Я уже полгода раздумываю над вопросом, почему вдруг так резко и решительно изменилось отношение Николая Александровича к сближению двух наших Держав. В чем тут первопричина? Не Вы ли, прибыв к его Двору с идеями адмирала Руднева стали той последней каплей, что источила, наконец, камень его постоянных страхов, недоверия и унаследованных предубеждений, который я силился раздробить целое десятилетие?
– Все может быть, Ваше величество. Только я не ясновидящий, чтобы заглядывать в души. Но, скорее всего, это вся совокупность обстоятельств повлияла на решения моего Государя. Война... Ваша твердая и решительная позиция. Двусмысленные игры Парижа. И, таки, - да, в чем-то, наверное, и скромный вклад моего адмирала...
– Ничего так себе, скромный!
– Вильгельм лукаво усмехнулся, - Клянусь Святым распятием, я бы многое отдал за то, чтобы Всеволод Федорович был МОИМ адмиралом и другом... Вы ведь не забудите передать ему эти мои слова?
– Как предложение дружбы? Конечно, передам.
Что же до страхов... то, - нет. Не боюсь, Ваше величество. По одной лишь причине: во главе обеих наших империй стоят вполне разумные и прагматичные Государи. А разум и прагматизм в унисон говорят, что русско-германский конфликт способен не только принести страшные бедствия нашим народам, но и наверняка уничтожит сами империи. На радость англосаксам и ростовщикам - хозяевам их кошельков, рассматривающим войны, как повод для наживы. В то же время наш союз способен кардинально изменить и Европу, и весь Мир, даровав им путь процветания и культурного развития.
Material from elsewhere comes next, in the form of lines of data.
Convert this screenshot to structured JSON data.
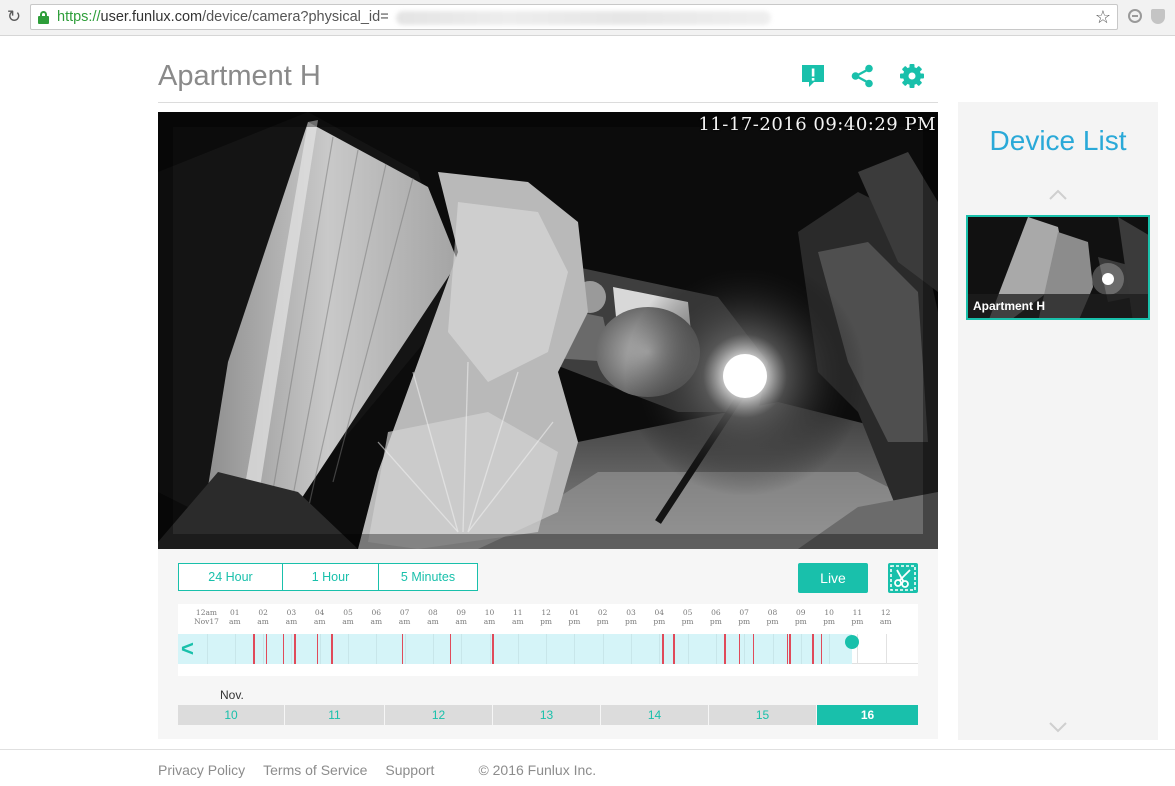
{
  "browser": {
    "url_scheme": "https://",
    "url_host": "user.funlux.com",
    "url_path": "/device/camera?physical_id="
  },
  "page": {
    "title": "Apartment H",
    "icons": [
      "alert-icon",
      "share-icon",
      "settings-gear-icon"
    ]
  },
  "video": {
    "timestamp": "11-17-2016 09:40:29 PM"
  },
  "controls": {
    "ranges": [
      {
        "label": "24 Hour",
        "active": true
      },
      {
        "label": "1 Hour",
        "active": false
      },
      {
        "label": "5 Minutes",
        "active": false
      }
    ],
    "live_label": "Live"
  },
  "timeline": {
    "ticks": [
      [
        "12am",
        "Nov17"
      ],
      [
        "01",
        "am"
      ],
      [
        "02",
        "am"
      ],
      [
        "03",
        "am"
      ],
      [
        "04",
        "am"
      ],
      [
        "05",
        "am"
      ],
      [
        "06",
        "am"
      ],
      [
        "07",
        "am"
      ],
      [
        "08",
        "am"
      ],
      [
        "09",
        "am"
      ],
      [
        "10",
        "am"
      ],
      [
        "11",
        "am"
      ],
      [
        "12",
        "pm"
      ],
      [
        "01",
        "pm"
      ],
      [
        "02",
        "pm"
      ],
      [
        "03",
        "pm"
      ],
      [
        "04",
        "pm"
      ],
      [
        "05",
        "pm"
      ],
      [
        "06",
        "pm"
      ],
      [
        "07",
        "pm"
      ],
      [
        "08",
        "pm"
      ],
      [
        "09",
        "pm"
      ],
      [
        "10",
        "pm"
      ],
      [
        "11",
        "pm"
      ],
      [
        "12",
        "am"
      ]
    ],
    "recorded_until_hour": 22.8,
    "playhead_hour": 22.8,
    "events_hours": [
      1.65,
      2.1,
      2.7,
      3.1,
      3.9,
      4.4,
      6.9,
      8.6,
      10.1,
      16.1,
      16.5,
      18.3,
      18.8,
      19.3,
      20.5,
      20.6,
      21.4,
      21.7
    ],
    "accent_color": "#19c0ab"
  },
  "calendar": {
    "month": "Nov.",
    "days": [
      {
        "label": "10",
        "active": false
      },
      {
        "label": "11",
        "active": false
      },
      {
        "label": "12",
        "active": false
      },
      {
        "label": "13",
        "active": false
      },
      {
        "label": "14",
        "active": false
      },
      {
        "label": "15",
        "active": false
      },
      {
        "label": "16",
        "active": true
      }
    ]
  },
  "sidebar": {
    "title": "Device List",
    "devices": [
      {
        "name": "Apartment H",
        "selected": true
      }
    ]
  },
  "footer": {
    "links": [
      "Privacy Policy",
      "Terms of Service",
      "Support"
    ],
    "copyright": "© 2016 Funlux Inc."
  }
}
– Спасибо за откровенность, мой дорогой. Спасибо!
Итак, Ваши рецептуры моим эскулапам Вы передадите, они будут ждать. По патентам в Германии задержек не возникнет. В отношении же миссии, порученной Вам Николаем Александровичем, можете быть спокойны. На будущее рецепт от адмирала Руднева я запомнил. "Никаких недомерков, пушки "на вырост" и только в диаметральной плоскости, турбины и нефть". Будьте любезны кланяться от моего имени господину Нобелю. Будет прекрасно, если Эммануил Людвигович в ближайшее время сможет лично посетить Потсдам.
Но, что касается идеи по трехорудийным башням главного калибра, заложенным по настоянию Всеволода Федоровича в проект вашего нового большого крейсера, я все-таки остаюсь при своем мнении. Три ствола в одном барбете, это весьма сложно технически, но главное, - увеличивает риск вывода из строя одним-единственным снарядом большой части артиллерийской силы корабля. В вашем проекте - сразу на треть. Слишком много. Поэтому, в моем флоте таковых пока не будет. В будущем, может быть. Посмотрим.
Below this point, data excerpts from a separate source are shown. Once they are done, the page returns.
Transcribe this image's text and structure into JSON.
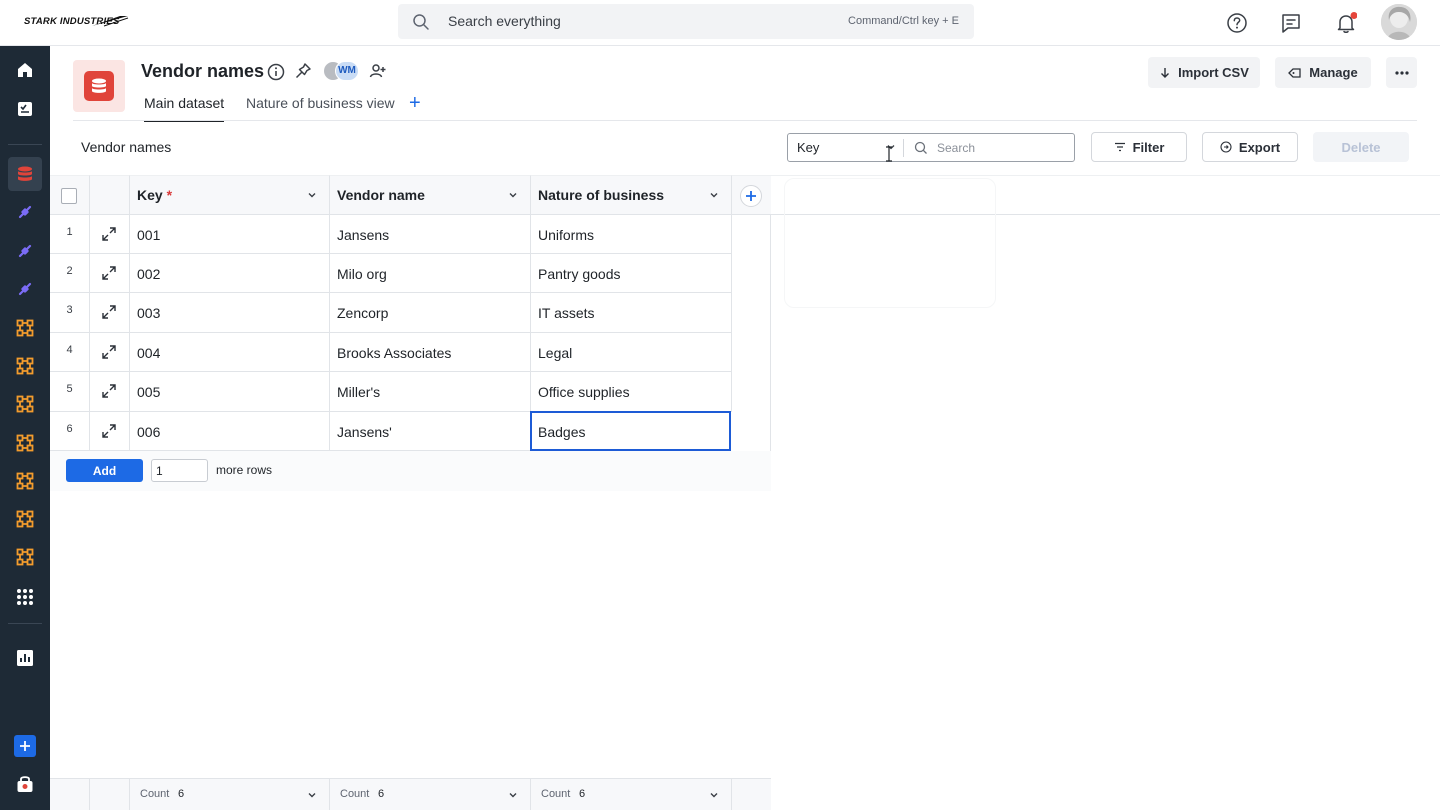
{
  "brand": {
    "name": "STARK INDUSTRIES"
  },
  "search": {
    "placeholder": "Search everything",
    "shortcut": "Command/Ctrl key + E"
  },
  "topbar_icons": [
    "help-icon",
    "feedback-icon",
    "bell-icon"
  ],
  "notification_dot_color": "#e5453b",
  "rail": {
    "items": [
      "home-icon",
      "tasks-icon",
      "database-icon",
      "link-icon",
      "link-icon",
      "link-icon",
      "workflow-icon",
      "workflow-icon",
      "workflow-icon",
      "workflow-icon",
      "workflow-icon",
      "workflow-icon",
      "workflow-icon",
      "apps-grid-icon",
      "analytics-icon",
      "add-icon",
      "store-icon"
    ],
    "active": "database-icon"
  },
  "header": {
    "title": "Vendor names",
    "collaborator_initials": "WM",
    "tabs": [
      {
        "label": "Main dataset",
        "active": true
      },
      {
        "label": "Nature of business view",
        "active": false
      }
    ],
    "actions": {
      "import_csv": "Import CSV",
      "manage": "Manage"
    }
  },
  "toolbar": {
    "section_title": "Vendor names",
    "search_field": "Key",
    "search_placeholder": "Search",
    "filter": "Filter",
    "export": "Export",
    "delete": "Delete"
  },
  "table": {
    "columns": [
      {
        "label": "Key",
        "required": "*"
      },
      {
        "label": "Vendor name",
        "required": ""
      },
      {
        "label": "Nature of business",
        "required": ""
      }
    ],
    "rows": [
      {
        "num": "1",
        "key": "001",
        "vendor": "Jansens",
        "nature": "Uniforms"
      },
      {
        "num": "2",
        "key": "002",
        "vendor": "Milo org",
        "nature": "Pantry goods"
      },
      {
        "num": "3",
        "key": "003",
        "vendor": "Zencorp",
        "nature": "IT assets"
      },
      {
        "num": "4",
        "key": "004",
        "vendor": "Brooks Associates",
        "nature": "Legal"
      },
      {
        "num": "5",
        "key": "005",
        "vendor": "Miller's",
        "nature": "Office supplies"
      },
      {
        "num": "6",
        "key": "006",
        "vendor": "Jansens'",
        "nature": "Badges"
      }
    ],
    "selected_cell": {
      "row": 6,
      "column": "Nature of business"
    },
    "add_rows": {
      "button": "Add",
      "count": "1",
      "suffix": "more rows"
    },
    "footer": [
      {
        "label": "Count",
        "value": "6"
      },
      {
        "label": "Count",
        "value": "6"
      },
      {
        "label": "Count",
        "value": "6"
      }
    ]
  },
  "colors": {
    "primary": "#1d6ae5",
    "dataset_icon": "#e0443a",
    "rail": "#1e2a36",
    "rail_accent": "#7b6cf6",
    "workflow": "#f39c2d"
  }
}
Оружейников и инженеров в Эссене я потороплю с разработкой для вас и нового 12-дюймового орудия, и такой башни. Самому интересно, что из этого получится...
А сейчас нам предстоит еще одно маленькое, но приятное дельце, ибо сказано: "Не оставляй ни одного доброго деяния безнаказанным", - с этими словами Вильгельм явно демонстративно, с нелетом театральной лености, нажал кнопку стенного звонка. Только каково было удивление Вадика, когда вместо резонно ожидаемой им "отходной" бутылки в руках у щелкнувшего каблуками адъютанта, оказалась некая темно-синяя коробочка, содержимое которой вскоре оказалось на лацкане его пиджака. Vom Fels zum Meer. "От суши к морю" - гласил девиз Королевского прусского ордена Дома Гогенцоллернов.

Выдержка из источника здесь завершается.